Csaba Szepesvari, a professor at the University of Alberta and team-lead for the “Foundations” team at DeepMind will give a virtual seminar on Wednesday, March 10 at 12:15 p.m. ET. This event is open to all Georgia Tech students, faculty, staff, and interested members of the public.
Compressed Computation of Good Policies in Large MDPs
Hardness of MDP planning with linear function approximation Markov decision processes (MDPs) is a minimalist framework to capture that many tasks require long-term plans and feedback due to noisy dynamics. Yet, as a result MDPs lack structure and as such planning and learning in MDPs with the typically enormous state and action spaces is strongly intractable; no algorithm can avoid Bellman's curse of dimensionality in the worst case. However, as recognized already by Bellman and his co-workers at the advent of our field, for many problem of practical interest, the optimal value function of an MDP is well approximated by just using a few basis functions, such as those that are standardly used in numerical calculations. As knowing the optimal value function is essentially equivalent to knowing how to act optimally, one hopes that this observation can be turned into efficient algorithms as there are only a few coefficients to compute. If this is possible, we can think of the resulting algorithms as performing computations with a compressed form of the value functions. While many algorithms have been proposed as early as in the 1960s, until recently not much has been known about whether these compressed computations are possible and when. In this talk, I will discuss a few recent results (some positive, some negative) that are concerned with these compressed computations and conclude with some open problems. As we shall see, still today, there are more open questions than questions that have been satisfactorily answered.

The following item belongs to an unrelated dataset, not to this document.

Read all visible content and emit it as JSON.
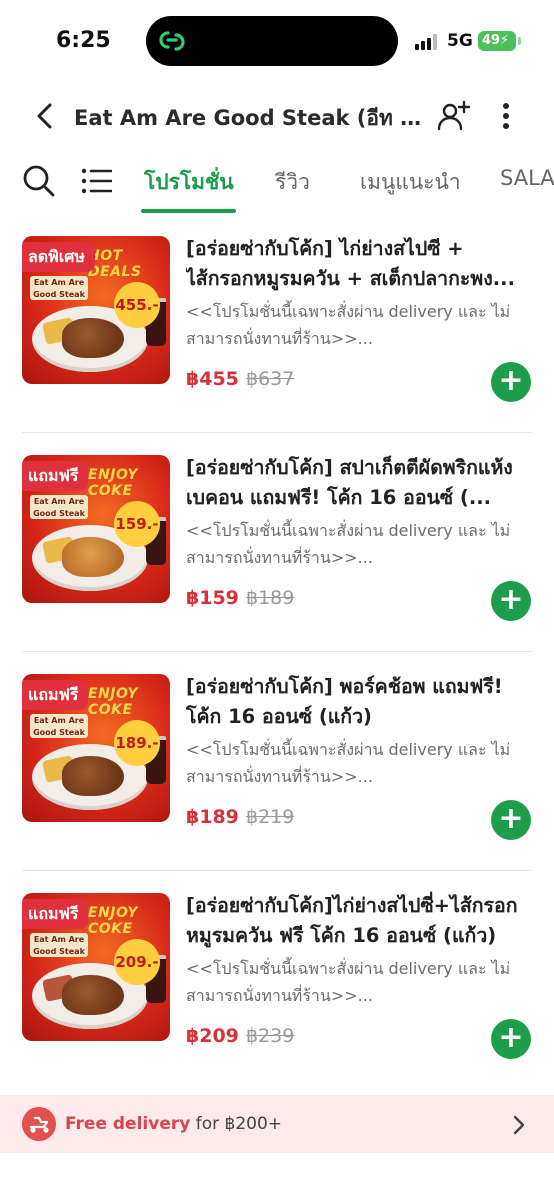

Csaba Szepesvari is a Canada CIFAR AI Chair, the team-lead for the “Foundations” team at DeepMind and a Professor of Computing Science at the University of Alberta. He earned his PhD in 1999 from Jozsef Attila University, in Szeged, Hungary. In addition to regularly publishing at top tier journals and conferences, he has (co-)authored three books. Currently, he serves as the action editor of the Journal of Machine Learning Research and as an associate editor of the Mathematics of Operations Research journal, in addition to serving regularly on program committees of various machine learning and AI conferences. Dr. Szepesvari's main interest is developing principled, learning-based approaches to artificial intelligence (AI). He is the co-inventor of UCT, an influential Monte-Carlo tree search algorithm, a variant of which was used in the AlphaGo program which, in a landmark game, defeated the top Go professional Lee Sedol in 2016, ten years of the invention of UCT. In 2020, Dr. Szepesvari co-founded the weekly “Reinforcement Learning Theory virtual seminar series”, which showcases top theoretical work in the area of reinforcement learning with speakers and which is open to attendees from all over the world.